En parallèle de son cycle prolongé Morsure des termites, le Palais de Tokyo lance sa nouvelle saison avec une double dose de Lili Reynaud-Dewar. La Rochelaise, plasticienne multitalent (elle danse, elle investigue, elle enseigne), squatte tout le premier étage de l’institution sur un format deux expos deux ambiances. Légèrement dissimulée, la première – en accès libre – présente un projet collaboratif mené par l’artiste avec ses étudiants de l’HEAD Genève. Entre nous, heureusement que l’espace est gratuit car il comprend 19 heures de film inspirées du livre Pétrole de Pier Paolo Pasolini. Autant dire qu’il est carrément impossible de s’enfiler tous les épisodes d’une traite. Dans une reconstitution de différents décors de ce (très) long métrage, on découvre en 4K les réflexions du groupe sur l’écologisme, le féminisme ou les différentes dynamiques de pouvoir… Un premier pas dans l’univers de Lili Reynaud-Dewar à l’allure d’introduction à son solo show.
Plus axé sur la notion d’intimité et déconstruisant son processus créatif dans une sorte d’Inception, Salut, je m'appelle Lili et nous sommes plusieurs se découvre en trois temps. Tout d’abord, le spectateur serpente entre une dizaine de lits surplombés d’écrans où des hommes (ou personnes s'identifiant comme tels) parlent de la construction de leur identité, de leur rapport à la propriété, au sexe, calés sur le pieu d’hôtels parisiens, ici reproduits en trois dimensions. Pour ceux que les punaises n’effraient pas, sachez que rien ne vous interdit de vous poser, à votre tour, sur les matelas rembourrés pour écouter les confessions des amis de Lili, qui adopte ici une position ambigüe entre voyeurisme et critique sociale.
La suite ? Des vidéos montrent la plasticienne dansant nue dans les expositions emblématiques du Palais, façon Arte à 5h du mat. Une façon pour elle de se réapproprier son corps et d’interroger la fonction de l’artiste dans un espace qui, lui, déteste les corps en mouvement. Enfin, le troisième volet de cet ensemble consacré à l’intime réside dans la présentation en très grand format des pages du journal de Reynaud-Dewar qui réalise un geste iconoclaste en divulguant des pensées destinées à rester secrètes. Si les panneaux sont XXL, les mots sont écrits en tout petit. Dans un monde où l’effort ne doit jamais se faire ressentir, combien seront-ils à vraiment lire les pensées profondes de l’artiste ?

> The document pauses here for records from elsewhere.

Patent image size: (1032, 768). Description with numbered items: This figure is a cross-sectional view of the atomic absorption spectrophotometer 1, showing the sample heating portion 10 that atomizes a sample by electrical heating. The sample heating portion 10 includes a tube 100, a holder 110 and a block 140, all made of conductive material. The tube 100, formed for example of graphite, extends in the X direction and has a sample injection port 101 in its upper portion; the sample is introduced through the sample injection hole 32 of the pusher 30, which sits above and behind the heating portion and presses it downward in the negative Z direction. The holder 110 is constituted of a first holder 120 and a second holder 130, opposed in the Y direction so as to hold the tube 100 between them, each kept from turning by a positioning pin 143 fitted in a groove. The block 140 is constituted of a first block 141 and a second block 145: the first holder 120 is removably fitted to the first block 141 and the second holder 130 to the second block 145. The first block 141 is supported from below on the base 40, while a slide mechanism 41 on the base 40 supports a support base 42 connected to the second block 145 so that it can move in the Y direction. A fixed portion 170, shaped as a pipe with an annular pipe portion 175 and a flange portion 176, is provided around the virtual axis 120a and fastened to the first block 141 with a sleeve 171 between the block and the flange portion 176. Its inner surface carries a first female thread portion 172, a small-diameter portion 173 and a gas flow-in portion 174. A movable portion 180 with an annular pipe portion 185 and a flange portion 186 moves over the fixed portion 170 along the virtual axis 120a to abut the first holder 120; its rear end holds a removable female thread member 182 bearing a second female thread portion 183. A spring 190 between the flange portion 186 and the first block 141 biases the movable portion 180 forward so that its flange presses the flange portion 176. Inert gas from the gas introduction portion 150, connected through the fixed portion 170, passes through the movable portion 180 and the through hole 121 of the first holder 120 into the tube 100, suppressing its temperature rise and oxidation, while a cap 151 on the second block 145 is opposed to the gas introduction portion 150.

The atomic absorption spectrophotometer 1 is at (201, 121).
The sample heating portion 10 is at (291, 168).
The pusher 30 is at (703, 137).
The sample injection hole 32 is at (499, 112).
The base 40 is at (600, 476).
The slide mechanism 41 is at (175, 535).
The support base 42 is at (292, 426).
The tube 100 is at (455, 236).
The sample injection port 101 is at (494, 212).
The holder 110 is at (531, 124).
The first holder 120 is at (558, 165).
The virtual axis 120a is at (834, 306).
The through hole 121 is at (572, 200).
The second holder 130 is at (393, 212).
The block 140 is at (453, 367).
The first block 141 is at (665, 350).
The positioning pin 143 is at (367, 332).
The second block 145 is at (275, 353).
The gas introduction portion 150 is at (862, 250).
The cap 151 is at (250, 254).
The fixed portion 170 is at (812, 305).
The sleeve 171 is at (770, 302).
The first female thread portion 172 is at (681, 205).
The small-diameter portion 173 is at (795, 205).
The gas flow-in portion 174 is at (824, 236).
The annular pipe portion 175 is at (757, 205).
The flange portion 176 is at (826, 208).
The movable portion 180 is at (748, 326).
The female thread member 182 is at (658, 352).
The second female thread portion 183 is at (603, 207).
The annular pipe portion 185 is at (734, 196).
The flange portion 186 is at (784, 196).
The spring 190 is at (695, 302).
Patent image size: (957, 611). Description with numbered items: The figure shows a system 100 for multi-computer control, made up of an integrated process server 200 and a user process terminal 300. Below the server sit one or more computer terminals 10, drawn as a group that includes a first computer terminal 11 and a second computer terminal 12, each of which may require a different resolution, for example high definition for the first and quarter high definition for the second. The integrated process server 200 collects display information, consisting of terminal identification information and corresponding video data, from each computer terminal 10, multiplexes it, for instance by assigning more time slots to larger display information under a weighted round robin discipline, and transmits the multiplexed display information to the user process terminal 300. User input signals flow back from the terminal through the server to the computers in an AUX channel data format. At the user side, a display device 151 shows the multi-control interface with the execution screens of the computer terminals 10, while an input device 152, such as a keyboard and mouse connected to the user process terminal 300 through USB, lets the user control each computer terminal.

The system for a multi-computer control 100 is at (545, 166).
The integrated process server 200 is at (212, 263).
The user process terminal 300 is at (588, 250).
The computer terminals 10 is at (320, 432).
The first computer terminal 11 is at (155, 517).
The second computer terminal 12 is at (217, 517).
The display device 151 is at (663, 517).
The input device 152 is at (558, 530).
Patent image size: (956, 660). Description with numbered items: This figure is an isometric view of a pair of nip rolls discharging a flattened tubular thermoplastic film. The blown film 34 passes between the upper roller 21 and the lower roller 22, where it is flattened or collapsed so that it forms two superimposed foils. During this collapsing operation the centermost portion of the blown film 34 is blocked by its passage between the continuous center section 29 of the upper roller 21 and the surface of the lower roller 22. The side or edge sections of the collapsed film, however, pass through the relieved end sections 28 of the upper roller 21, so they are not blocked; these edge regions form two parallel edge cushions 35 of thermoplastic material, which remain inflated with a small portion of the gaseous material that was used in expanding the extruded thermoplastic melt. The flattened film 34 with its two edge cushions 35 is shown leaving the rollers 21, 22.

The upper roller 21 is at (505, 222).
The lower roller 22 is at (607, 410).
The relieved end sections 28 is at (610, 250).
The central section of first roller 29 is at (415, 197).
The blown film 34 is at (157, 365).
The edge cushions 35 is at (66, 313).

Cette œuvre cristallise à elle seule tout l’activisme de l’artiste, qui fait voler en éclats la honte autour de la confession, intrinsèquement patriarcale. Dans une sorte de performance à grande échelle, la carte blanche laissée à Lili Reynaud-Dewar repousse les limites de l’exposition classique, et assoit, une fois de plus, son statut de grande plasticienne contemporaine.